The mistake is often made whether dealing with academics or in the sciences, that somehow people are able to rise above their
petty needs and proceed by valuing either their mission, or their method. Yet we know that in both academics and science, the most vicious battles occur when the protection of turf is involved. The pious hypocrisy prevalent in discussing the doings in academia and science.
As distressing as the circumstances may be for Dean Weissberger
we needs these incidents occasionally to draw the curtain and see the wizardry as the sham it is. Why is it that the costs of higher education have far outstripped the cost of living?
A few words from Ibsen come to mind as I read this post. In his seminal work, “An Enemy of The People,” the great Norwegian playwright’s protagonist, Dr. Stockmann, is faced with a similar dilemma involving his duty to his conscience versus expediency. Here’s how Ibsen describes the conundrum of being guided by consensus instead of principle:
“The majority is never right. Never, I tell you! That’s one of these lies in society that no free and intelligent man can help rebelling against.
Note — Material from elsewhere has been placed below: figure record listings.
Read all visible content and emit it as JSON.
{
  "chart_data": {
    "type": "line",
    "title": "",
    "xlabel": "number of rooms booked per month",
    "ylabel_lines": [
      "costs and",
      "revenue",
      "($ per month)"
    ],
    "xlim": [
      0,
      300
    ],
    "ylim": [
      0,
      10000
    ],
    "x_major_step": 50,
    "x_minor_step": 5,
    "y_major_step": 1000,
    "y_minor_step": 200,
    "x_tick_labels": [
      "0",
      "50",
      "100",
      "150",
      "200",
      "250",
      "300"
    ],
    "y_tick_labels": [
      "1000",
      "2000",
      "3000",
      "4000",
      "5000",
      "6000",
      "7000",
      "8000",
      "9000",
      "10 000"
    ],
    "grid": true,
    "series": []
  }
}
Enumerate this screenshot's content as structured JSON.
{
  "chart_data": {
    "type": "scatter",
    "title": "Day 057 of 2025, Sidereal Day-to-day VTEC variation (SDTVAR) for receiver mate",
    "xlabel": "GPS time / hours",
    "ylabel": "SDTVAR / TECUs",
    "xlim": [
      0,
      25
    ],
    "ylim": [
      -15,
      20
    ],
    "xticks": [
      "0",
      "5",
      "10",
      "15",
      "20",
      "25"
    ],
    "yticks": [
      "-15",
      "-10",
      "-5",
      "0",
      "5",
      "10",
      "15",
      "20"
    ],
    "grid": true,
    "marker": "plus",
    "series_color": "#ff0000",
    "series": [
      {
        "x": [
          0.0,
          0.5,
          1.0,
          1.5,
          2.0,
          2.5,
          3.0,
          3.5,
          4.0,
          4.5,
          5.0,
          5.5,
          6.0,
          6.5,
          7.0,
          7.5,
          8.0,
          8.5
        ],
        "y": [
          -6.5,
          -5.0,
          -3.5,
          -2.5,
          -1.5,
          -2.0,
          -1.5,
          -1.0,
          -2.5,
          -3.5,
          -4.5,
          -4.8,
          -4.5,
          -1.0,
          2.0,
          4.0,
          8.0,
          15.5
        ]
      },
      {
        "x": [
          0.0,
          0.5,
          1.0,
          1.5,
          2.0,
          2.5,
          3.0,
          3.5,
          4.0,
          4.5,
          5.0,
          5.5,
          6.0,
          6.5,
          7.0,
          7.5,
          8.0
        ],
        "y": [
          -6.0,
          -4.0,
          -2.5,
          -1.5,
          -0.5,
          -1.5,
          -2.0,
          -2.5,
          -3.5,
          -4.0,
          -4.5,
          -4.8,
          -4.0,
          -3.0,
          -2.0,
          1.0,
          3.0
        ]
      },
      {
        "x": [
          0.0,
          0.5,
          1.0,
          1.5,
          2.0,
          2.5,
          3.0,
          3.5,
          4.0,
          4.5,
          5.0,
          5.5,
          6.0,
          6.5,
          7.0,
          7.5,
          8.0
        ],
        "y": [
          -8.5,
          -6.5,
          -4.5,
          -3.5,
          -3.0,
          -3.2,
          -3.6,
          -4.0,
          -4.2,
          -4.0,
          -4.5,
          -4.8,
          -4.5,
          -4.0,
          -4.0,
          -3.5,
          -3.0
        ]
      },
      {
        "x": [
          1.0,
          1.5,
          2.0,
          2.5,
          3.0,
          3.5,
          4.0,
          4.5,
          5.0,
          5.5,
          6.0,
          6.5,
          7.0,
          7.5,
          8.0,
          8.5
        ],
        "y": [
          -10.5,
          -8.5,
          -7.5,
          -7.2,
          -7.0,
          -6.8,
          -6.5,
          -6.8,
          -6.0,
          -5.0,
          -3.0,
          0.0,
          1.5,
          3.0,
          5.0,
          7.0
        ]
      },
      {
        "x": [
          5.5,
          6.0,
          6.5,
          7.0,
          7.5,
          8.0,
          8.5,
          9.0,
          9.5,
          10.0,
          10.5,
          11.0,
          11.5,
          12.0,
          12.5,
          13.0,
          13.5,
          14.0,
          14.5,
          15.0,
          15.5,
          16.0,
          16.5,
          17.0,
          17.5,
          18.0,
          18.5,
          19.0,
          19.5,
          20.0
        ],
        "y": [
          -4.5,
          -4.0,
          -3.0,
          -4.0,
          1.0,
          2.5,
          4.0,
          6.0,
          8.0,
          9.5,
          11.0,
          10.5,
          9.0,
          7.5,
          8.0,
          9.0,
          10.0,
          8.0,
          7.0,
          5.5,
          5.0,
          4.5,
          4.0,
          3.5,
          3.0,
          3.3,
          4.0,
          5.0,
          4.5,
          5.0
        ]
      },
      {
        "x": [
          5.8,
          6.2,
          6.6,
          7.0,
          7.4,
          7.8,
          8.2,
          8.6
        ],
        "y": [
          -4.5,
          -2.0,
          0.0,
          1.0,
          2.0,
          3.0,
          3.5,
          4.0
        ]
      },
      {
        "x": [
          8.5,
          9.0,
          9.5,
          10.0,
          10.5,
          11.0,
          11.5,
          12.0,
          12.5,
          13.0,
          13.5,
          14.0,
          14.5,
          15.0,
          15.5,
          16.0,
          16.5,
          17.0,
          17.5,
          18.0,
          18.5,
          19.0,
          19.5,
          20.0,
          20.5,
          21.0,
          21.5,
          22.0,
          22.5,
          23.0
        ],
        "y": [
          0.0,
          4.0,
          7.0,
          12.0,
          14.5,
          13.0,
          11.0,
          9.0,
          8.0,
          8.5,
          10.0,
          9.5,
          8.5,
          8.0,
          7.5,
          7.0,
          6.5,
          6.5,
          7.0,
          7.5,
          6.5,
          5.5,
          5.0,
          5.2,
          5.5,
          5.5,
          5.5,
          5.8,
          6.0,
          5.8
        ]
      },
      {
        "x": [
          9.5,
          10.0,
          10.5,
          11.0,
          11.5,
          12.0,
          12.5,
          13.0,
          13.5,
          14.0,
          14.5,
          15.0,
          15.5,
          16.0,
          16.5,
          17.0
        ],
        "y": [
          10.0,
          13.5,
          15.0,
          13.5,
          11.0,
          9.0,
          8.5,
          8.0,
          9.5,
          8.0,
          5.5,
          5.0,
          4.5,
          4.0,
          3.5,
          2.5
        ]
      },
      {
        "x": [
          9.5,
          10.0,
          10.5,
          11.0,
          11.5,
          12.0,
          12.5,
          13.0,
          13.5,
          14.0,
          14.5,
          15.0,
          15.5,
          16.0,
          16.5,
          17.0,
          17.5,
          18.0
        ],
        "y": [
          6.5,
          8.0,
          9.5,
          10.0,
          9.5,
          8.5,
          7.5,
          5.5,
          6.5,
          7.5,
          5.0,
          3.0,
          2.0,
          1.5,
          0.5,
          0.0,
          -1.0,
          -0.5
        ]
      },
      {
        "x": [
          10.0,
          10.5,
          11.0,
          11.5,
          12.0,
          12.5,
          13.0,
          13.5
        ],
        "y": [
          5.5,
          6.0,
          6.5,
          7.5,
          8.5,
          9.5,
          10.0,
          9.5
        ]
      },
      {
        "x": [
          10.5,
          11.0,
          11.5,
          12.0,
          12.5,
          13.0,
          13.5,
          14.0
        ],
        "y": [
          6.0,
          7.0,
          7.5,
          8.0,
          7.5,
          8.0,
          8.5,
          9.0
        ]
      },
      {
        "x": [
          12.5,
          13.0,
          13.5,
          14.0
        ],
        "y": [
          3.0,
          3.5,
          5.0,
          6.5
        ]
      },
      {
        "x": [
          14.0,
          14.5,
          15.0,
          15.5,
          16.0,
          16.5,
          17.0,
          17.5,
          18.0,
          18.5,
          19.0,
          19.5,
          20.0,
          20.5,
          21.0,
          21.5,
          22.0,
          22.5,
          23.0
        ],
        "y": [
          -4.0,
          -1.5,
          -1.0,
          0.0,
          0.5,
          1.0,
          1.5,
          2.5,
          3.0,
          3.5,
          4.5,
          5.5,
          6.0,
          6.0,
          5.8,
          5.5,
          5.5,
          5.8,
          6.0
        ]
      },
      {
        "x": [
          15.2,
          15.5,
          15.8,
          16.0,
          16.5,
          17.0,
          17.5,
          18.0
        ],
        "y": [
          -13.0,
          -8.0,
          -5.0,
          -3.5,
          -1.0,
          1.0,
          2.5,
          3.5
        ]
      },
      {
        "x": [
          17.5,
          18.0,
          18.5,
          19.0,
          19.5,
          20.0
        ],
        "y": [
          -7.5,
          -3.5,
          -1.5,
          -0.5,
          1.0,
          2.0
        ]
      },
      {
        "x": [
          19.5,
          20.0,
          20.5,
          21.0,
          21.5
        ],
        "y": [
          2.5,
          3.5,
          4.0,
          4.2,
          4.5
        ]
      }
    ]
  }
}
Who are the people that make up the biggest proportion of the population — the intelligent ones or the fools?”
And then his famous line from the same work about the nature of the fight for truth:
“Never wear your best trousers when you go out to fight for freedom and truth.”
He even has some advice for us here on the blog:
“To live is to war with trolls.”
–HENRIK IBSEN
Damn that guy can write.
And didn’t Harvard Business School lose 25% of their endowment fund in the markets recently? Educators seem to have a bad track record in dealing with Big Business. They should concentrate on helping students rather than generating cash cows.
My daughter is going into her third year at Loyola Law School in Chicago and she almost went to DePaul. I was actually surprised that she didn’t choose DePaul after our visit there, but now I am glad that she is not in the middle of this nonsense. I smell a rat in this one. It sounds like someone has a burr in their saddle and logic and the good of the school don’t matter to the administration. This story even hit the Chicago papers and it has harmed the reputation of DePaul.
Take the school charter and place inside a ring of brandy from the president’s private stash. Form student drum circle around same and bring in Hawaiian Fire dancers near same. Call Tom Hanks and offer him the role as ousted Dean in the new movie–Stupid in DePaul.
It was also Helmut Epp (and DePaul’s president Dennis Holtschneider) who was instrumental in denying tenure to vocal Israel critic Paul Finkelstein. Finkelstein had the unanimous of his department, which had already voted for tenure, and was very popular among students.
But noted anti-Arab racist Alan Dershowitz went to war against Finkelstein (who exposed Dershowitz’s rampant plagiarism). Dershowitz was particularly aggressive in lobbying academics in the DePaul’s law school.
Well with Big Business and Corporate governance committees what do you really expect?